Wolf - Wto 20 Wrz, 2011 14:18
wybaczcie panowie ze zawracam wasza uwage, ale nie bedzie to nowsza wersja takiego urzadzenia;
http://dreadnoughtproject...reControlTable/
tomek - Wto 20 Wrz, 2011 21:43
Nie chciał bym być upierdliwy ale mam pytanie w kwestii organizacyjnej. Czy jeżeli pytający nie zna odpowiedzi na zadawane pytanie można mówić o konkursie czy raczej o zapytaniu?
krakał - Sro 21 Wrz, 2011 08:43
Auf - określenie "telegraf" zapodałem w odpowiedzi na Twoje sugestie w kierunku okrętownictwa (niedwuznacznie sugerowałeś telegraf maszynowy). Natomiast przedmiot, o który pytasz, to przekaźnik artyleryjski, krewniak telegrafu maszynowego (ta sama zasada działania, forma podobna, funkcja inna). Określenie tego mianem telegrafu nie byłoby chyba zbyt zgrabne.

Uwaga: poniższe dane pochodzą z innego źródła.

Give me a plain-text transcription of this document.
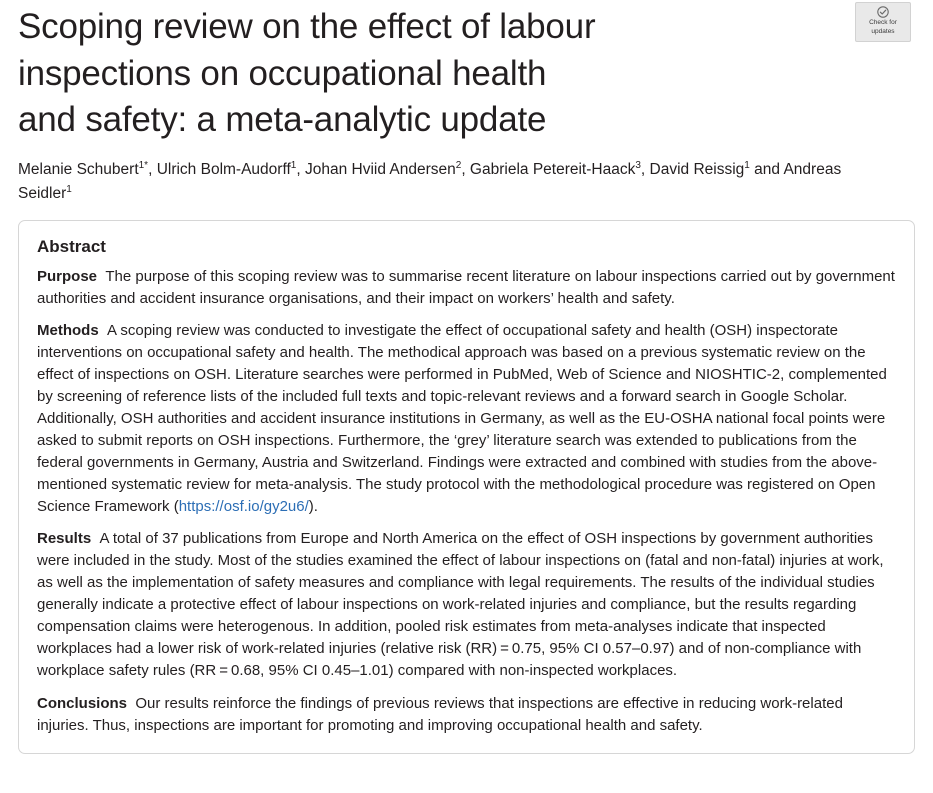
Check for
updates
Scoping review on the effect of labour
inspections on occupational health
and safety: a meta-analytic update

Melanie Schubert$^{1*}$, Ulrich Bolm-Audorff$^1$, Johan Hviid Andersen$^2$, Gabriela Petereit-Haack$^3$, David Reissig$^1$ and Andreas Seidler$^1$

Abstract

Purpose The purpose of this scoping review was to summarise recent literature on labour inspections carried out by government authorities and accident insurance organisations, and their impact on workers’ health and safety.

Methods A scoping review was conducted to investigate the effect of occupational safety and health (OSH) inspectorate interventions on occupational safety and health. The methodical approach was based on a previous systematic review on the effect of inspections on OSH. Literature searches were performed in PubMed, Web of Science and NIOSHTIC-2, complemented by screening of reference lists of the included full texts and topic-relevant reviews and a forward search in Google Scholar. Additionally, OSH authorities and accident insurance institutions in Germany, as well as the EU-OSHA national focal points were asked to submit reports on OSH inspections. Furthermore, the ‘grey’ literature search was extended to publications from the federal governments in Germany, Austria and Switzerland. Findings were extracted and combined with studies from the above-mentioned systematic review for meta-analysis. The study protocol with the methodological procedure was registered on Open Science Framework (https://osf.io/gy2u6/).

Results A total of 37 publications from Europe and North America on the effect of OSH inspections by government authorities were included in the study. Most of the studies examined the effect of labour inspections on (fatal and non-fatal) injuries at work, as well as the implementation of safety measures and compliance with legal requirements. The results of the individual studies generally indicate a protective effect of labour inspections on work-related injuries and compliance, but the results regarding compensation claims were heterogenous. In addition, pooled risk estimates from meta-analyses indicate that inspected workplaces had a lower risk of work-related injuries (relative risk (RR) = 0.75, 95% CI 0.57–0.97) and of non-compliance with workplace safety rules (RR = 0.68, 95% CI 0.45–1.01) compared with non-inspected workplaces.

Conclusions Our results reinforce the findings of previous reviews that inspections are effective in reducing work-related injuries. Thus, inspections are important for promoting and improving occupational health and safety.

Wolf - chyba nie, urządzenie Dryera było dedykowane dla okrętów, czyli musiało uwzględniać poprawki na ruch własnego okrętu - kurs, prędkość, przechyły poprzeczne i wzdłużne. W fortyfikacji jest ten komfort, ze ani sie nie kołysze, ani nie ma tendencji do pływania.
tomek - Auf uprawia wobec nas metodę sokratejską, nie zauważyłeś? Jestem pewien, że świetnie wie o co chodzi, włącznie z oryginalną nazwą przedmiotu w języku kraju jego pochodzenia.
Franz Aufmann - Sro 21 Wrz, 2011 23:06
Panowie rozluźnijmy się, nie stresujmy się.
Franz Aufmann napisał/a: | Takie urządzenie (ale z wajchą) widziałem na statku, jak płynąłem na wyspę z bunkrami. Takie, jak na zdjęciu były w dużych bunkrach z wielkimi strzelnicami, z których na zewnątrz sterczały grube lufy. |
Tak pisałem w pierwszym poście. Nie często w takiej formie umieszczam posty na tym forum. Sądziłem, że ta żartobliwa forma zagadki zostanie przez wszystkich prawidłowo odczytana. Byłem przekonany, że słownictwo użyte w tym poście jak i forma przedstawienia "problemu" zostanie przez Kolegów zrozumiana. Ja to traktuję jako zabawę, która ma nam dać odrobinę satysfakcji i zadowolenia, a przy okazji daje nam się wypowiedzieć, kiedy temat bliski jest naszym zainteresowaniom.
W każdym razie Tomka serdecznie przepraszam.
Kolejne urządzenie, równie skomplikowane, opisano pod linkiem http://4historie.pl/forum...p?p=39102#39102 Od jutra (od dzisiaj) jestem na LM.
Franz, zresztą Aufmann pozdrawia
tomek - Czw 22 Wrz, 2011 21:02
Naprawdę nie za ma co. Ja tak tylko w trybie interpelacji. I z ciekawości.
Franz Aufmann - Sob 24 Wrz, 2011 21:13
Francuska nazwa zaprezentowanego urządzenia:
- Transmetteur
Mamy też podanego producenta. I nie jest to żart.
Auf... pozdrawia
FS - Nie 25 Wrz, 2011 10:56
Pełna nazwa Transmetteur d'ordres , czyli "po naszemu" telegraf maszynowy"
FS
Franz Aufmann - Sro 28 Wrz, 2011 16:10
Chyba powinniśmy zakończyć już 623 edycję konkursu Aufa. Pokazane na zdjęciu urządzenie nazywa się telegrafem maszynowym.
Auf... pozdrawia i zaprasza do 664 Edycji konkursu.